Problems associated with the human analyst
The central requirement in qualitative analysis is clear thinking on the part of the analyst…however humans as ‘natural analysts’ have inherent deficiencies and biases (Robson, 2002, p. 459).
Let’s consider some of the shortcomings associated with human analysis, listed by Robson (2002), based on Sadler’s (1981) work.
The sheer volume of data qualitative research produces can be enormous. Avoid becoming overwhelmed and ensure you have good systems in place to receive, process and remember important information.
Be open to revision and shifts in thinking. Your first impressions can be so powerful, it may be easy and even tempting to resist a much needed change in direction. Keep open to new possibilities in the data.

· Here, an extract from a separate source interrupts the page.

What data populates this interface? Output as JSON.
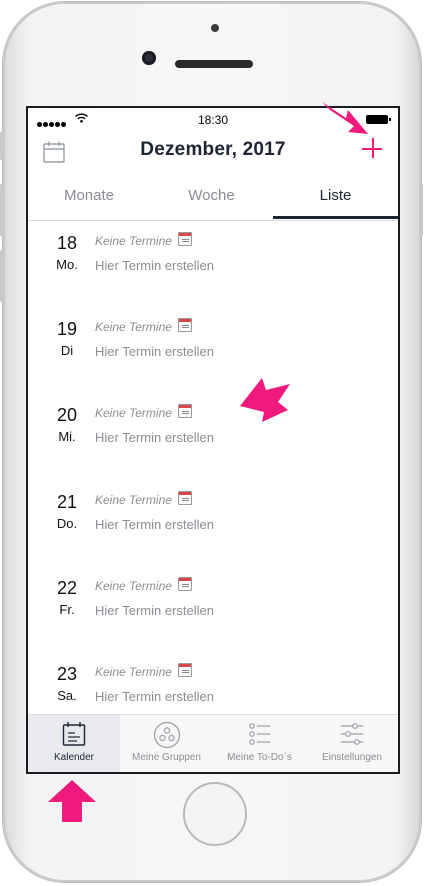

Avoid the temptation to give less attention to information which is more difficult to obtain and focus all your efforts on what is easier to access. Also be aware of devaluing a component of your data, where the information is incomplete.
Positive instances and revision of hypotheses
Don’t hold on to your theories too tightly. There can be a tendency to ignore information that doesn’t fit your hypothesis and emphasise the information that does. Also avoid over or under-reacting to new information that points to a revision of your hypotheses.
Consistency and reliability
Don’t ignore the ‘novel and unusual’, or the fact that some sources are more reliable than others.
Confidence in judgement
Once you have made a judgement, levels of confidence can be inflated. Make judgements and decisions, but don’t hold on to them too tightly.